Adani has since expanded to own and operate 13 ports across India, representing 24% of the country’s port capacity. He has added solar and wind energy farms and six Indian airports to his portfolio, but his ports—all of which operate in special economic zones—are among his company’s largest revenue sources, bringing in record sales of more than $2 billion during its last financial year that ended in March 2022.
But Adani’s biggest money-making ventures over the past few decades have been his investment in coal around the world. As of last December, more than 60% of the Adani Group’s revenue was from its coal business, according to the Washington Post, including 18 coal mines, four coal-fired power plants, and importing a quarter of India’s coal capacity.
The Adani Group has grown in tandem with India’s economic rise, as the country is now the world’s fifth-largest economy and may already be its most populated. Adani has been outspokenly optimistic about India’s future and economic growth trajectories, announcing last month that the 21st century “belongs to India,” while predicting that the country will add $1 trillion to its GDP every 12 to 18 months within the next decade.
Falling fortunes
But if the coming decades do prove to be India’s century, Adani may not be playing as central a role as he had once hoped.
Adani and his company have long been plagued by accusations of financial irregularities, numerous run-ins with local communities and conservationist groups, as well as accusations of cronyism given his close relationship with Prime Minister Narendra Modi.

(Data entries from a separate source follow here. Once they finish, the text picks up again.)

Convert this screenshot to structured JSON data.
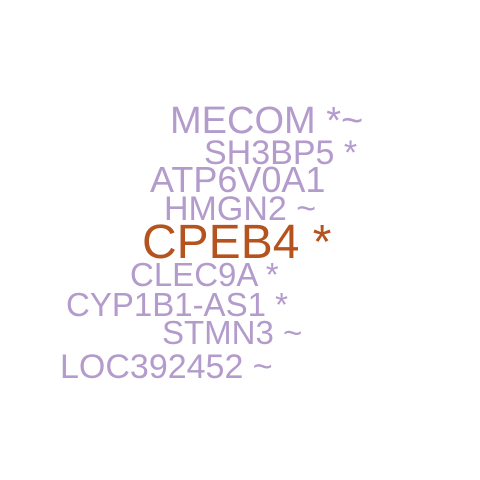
{
  "colors": {
    "background": "#ffffff",
    "default_word": "#b39bcc",
    "highlight_word": "#b5531f"
  },
  "words": [
    {
      "label": "MECOM *~",
      "highlight": false
    },
    {
      "label": "SH3BP5 *",
      "highlight": false
    },
    {
      "label": "ATP6V0A1",
      "highlight": false
    },
    {
      "label": "HMGN2 ~",
      "highlight": false
    },
    {
      "label": "CPEB4 *",
      "highlight": true
    },
    {
      "label": "CLEC9A *",
      "highlight": false
    },
    {
      "label": "CYP1B1-AS1 *",
      "highlight": false
    },
    {
      "label": "STMN3 ~",
      "highlight": false
    },
    {
      "label": "LOC392452 ~",
      "highlight": false
    }
  ]
}
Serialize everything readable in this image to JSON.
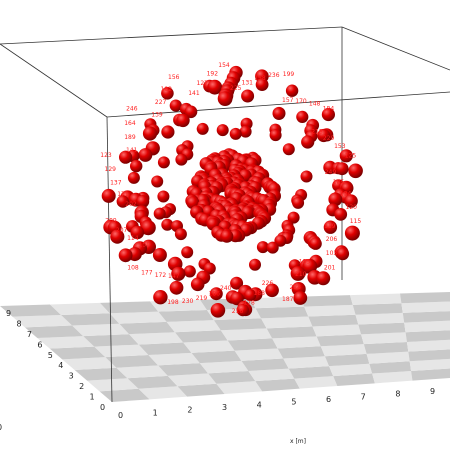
{
  "viewer": {
    "x_axis_label": "x [m]",
    "x_ticks": [
      "0",
      "1",
      "2",
      "3",
      "4",
      "5",
      "6",
      "7",
      "8",
      "9"
    ],
    "y_ticks": [
      "0",
      "1",
      "2",
      "3",
      "4",
      "5",
      "6",
      "7",
      "8",
      "9"
    ],
    "partial_tick": "0"
  },
  "colors": {
    "atom": "#e00000",
    "atom_label": "#ff2020",
    "floor_light": "#e6e6e6",
    "floor_dark": "#c9c9c9",
    "frame": "#333333"
  },
  "outer_labels": [
    "225",
    "131",
    "158",
    "236",
    "199",
    "157",
    "170",
    "148",
    "184",
    "218",
    "229",
    "153",
    "125",
    "249",
    "185",
    "124",
    "120",
    "115",
    "119",
    "206",
    "103",
    "201",
    "135",
    "210",
    "228",
    "187",
    "226",
    "188",
    "178",
    "216",
    "240",
    "186",
    "219",
    "230",
    "198",
    "147",
    "172",
    "177",
    "108",
    "150",
    "114",
    "207",
    "209",
    "202",
    "171",
    "137",
    "129",
    "123",
    "141",
    "189",
    "164",
    "246",
    "139",
    "227",
    "182",
    "156",
    "141",
    "127",
    "192",
    "154"
  ]
}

In 2018, India’s customs department accused Adani of siphoning off $600 million of his company’s taxable revenues and placing it with family accounts in overseas tax havens. Adani has also come under fire from local groups in Australia and India as a result of his coal mining projects there.

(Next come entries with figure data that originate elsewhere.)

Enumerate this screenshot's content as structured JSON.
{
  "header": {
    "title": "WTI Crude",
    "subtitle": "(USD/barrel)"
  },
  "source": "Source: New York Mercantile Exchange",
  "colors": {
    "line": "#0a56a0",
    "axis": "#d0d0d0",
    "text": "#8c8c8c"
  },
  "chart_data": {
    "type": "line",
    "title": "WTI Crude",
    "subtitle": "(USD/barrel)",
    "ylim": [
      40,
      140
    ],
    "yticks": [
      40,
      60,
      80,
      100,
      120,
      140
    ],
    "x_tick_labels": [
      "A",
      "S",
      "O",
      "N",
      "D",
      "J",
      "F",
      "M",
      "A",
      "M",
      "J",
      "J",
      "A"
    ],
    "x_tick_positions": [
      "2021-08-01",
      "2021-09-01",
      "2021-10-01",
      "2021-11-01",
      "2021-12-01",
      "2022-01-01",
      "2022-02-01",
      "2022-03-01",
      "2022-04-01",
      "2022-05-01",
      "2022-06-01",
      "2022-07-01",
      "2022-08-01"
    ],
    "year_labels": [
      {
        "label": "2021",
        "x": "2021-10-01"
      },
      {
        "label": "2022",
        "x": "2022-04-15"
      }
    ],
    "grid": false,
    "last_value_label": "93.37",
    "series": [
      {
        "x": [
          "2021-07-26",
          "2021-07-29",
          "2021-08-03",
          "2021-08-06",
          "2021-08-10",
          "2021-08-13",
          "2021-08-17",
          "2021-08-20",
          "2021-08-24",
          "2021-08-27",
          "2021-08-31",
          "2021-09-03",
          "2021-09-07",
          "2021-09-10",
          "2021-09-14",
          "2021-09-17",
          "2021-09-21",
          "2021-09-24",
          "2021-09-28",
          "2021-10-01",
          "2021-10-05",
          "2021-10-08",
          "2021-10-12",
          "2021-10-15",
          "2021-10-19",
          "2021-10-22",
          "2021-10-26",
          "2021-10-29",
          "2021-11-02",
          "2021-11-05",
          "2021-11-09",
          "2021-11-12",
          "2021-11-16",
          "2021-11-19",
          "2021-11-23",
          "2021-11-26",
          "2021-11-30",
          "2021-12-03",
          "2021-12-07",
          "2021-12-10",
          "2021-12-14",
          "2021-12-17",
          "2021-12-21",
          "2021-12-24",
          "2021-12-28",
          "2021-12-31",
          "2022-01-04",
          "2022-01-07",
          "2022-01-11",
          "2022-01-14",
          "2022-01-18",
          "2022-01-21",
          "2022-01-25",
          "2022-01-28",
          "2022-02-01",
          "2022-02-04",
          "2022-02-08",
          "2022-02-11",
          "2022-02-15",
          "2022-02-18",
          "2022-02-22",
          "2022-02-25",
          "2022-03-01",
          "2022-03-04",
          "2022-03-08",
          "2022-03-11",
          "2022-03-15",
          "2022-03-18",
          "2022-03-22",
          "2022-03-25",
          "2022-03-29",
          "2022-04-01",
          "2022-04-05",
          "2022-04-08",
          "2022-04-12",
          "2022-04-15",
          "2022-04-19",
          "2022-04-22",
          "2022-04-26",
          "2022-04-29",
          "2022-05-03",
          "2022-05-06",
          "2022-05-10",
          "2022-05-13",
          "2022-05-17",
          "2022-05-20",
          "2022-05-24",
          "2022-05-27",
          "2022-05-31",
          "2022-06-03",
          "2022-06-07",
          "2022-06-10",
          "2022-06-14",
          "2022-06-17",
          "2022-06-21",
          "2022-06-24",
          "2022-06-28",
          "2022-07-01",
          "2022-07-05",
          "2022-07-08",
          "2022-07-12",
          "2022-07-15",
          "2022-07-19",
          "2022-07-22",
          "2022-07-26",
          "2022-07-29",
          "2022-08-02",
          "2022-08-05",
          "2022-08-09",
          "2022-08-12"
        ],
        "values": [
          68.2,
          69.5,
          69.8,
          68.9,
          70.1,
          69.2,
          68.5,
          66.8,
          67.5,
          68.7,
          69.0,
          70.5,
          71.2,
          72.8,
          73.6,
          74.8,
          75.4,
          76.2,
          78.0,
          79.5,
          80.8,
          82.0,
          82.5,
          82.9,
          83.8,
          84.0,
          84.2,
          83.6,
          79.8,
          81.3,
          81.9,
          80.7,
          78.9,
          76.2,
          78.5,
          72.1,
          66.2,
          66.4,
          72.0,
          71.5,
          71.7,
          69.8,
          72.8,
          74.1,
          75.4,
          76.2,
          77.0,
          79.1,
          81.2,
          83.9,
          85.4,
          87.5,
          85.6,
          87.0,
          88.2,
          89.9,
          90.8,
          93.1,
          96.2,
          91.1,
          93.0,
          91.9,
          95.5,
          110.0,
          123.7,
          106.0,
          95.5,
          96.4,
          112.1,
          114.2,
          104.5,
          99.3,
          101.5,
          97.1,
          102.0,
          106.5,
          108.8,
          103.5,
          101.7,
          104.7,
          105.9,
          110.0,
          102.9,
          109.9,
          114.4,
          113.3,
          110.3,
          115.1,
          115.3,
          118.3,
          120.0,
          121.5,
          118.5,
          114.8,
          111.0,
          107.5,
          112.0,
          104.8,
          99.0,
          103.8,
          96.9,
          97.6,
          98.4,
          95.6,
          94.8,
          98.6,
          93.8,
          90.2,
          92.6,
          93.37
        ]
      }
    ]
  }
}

Soaring profits in the past year has pushed Adani to expand his conglomerate faster than ever, and he is planning to spin off five new companies to go public as soon as 2026, Bloomberg reported earlier this month. India’s stock market was among the world’s fastest-rising last year, largely due to the surging share value of Adani’s companies over the past two years. But the meteoric rise of Adani’s portfolio has come under the spotlight; regulators voiced concerns of stock manipulation in 2021, while the company’s rapid expansion has sparked fears that it is falling into a debt trap.
Last year, debt research firm CreditSights, an arm of Fitch Ratings, raised concerns over the high debt levels in several Adani Group branches. The firm said it “remained concerned over the Adani Group’s leverage,” although it walked back an earlier red flag about the company becoming “deeply overleveraged.” Adani Group officials have dismissed any criticism of the company’s debt levels.
Many of the old accusations of financial fraud and market manipulation resurfaced in the Hindenburg report. The U.S. firm specifically accused Adani of conducting a “brazen stock manipulation and accounting-fraud scheme” over the years and overstating his companies’ valuations to “maintain the appearance of financial health and solvency” despite debt rising to unsustainable levels.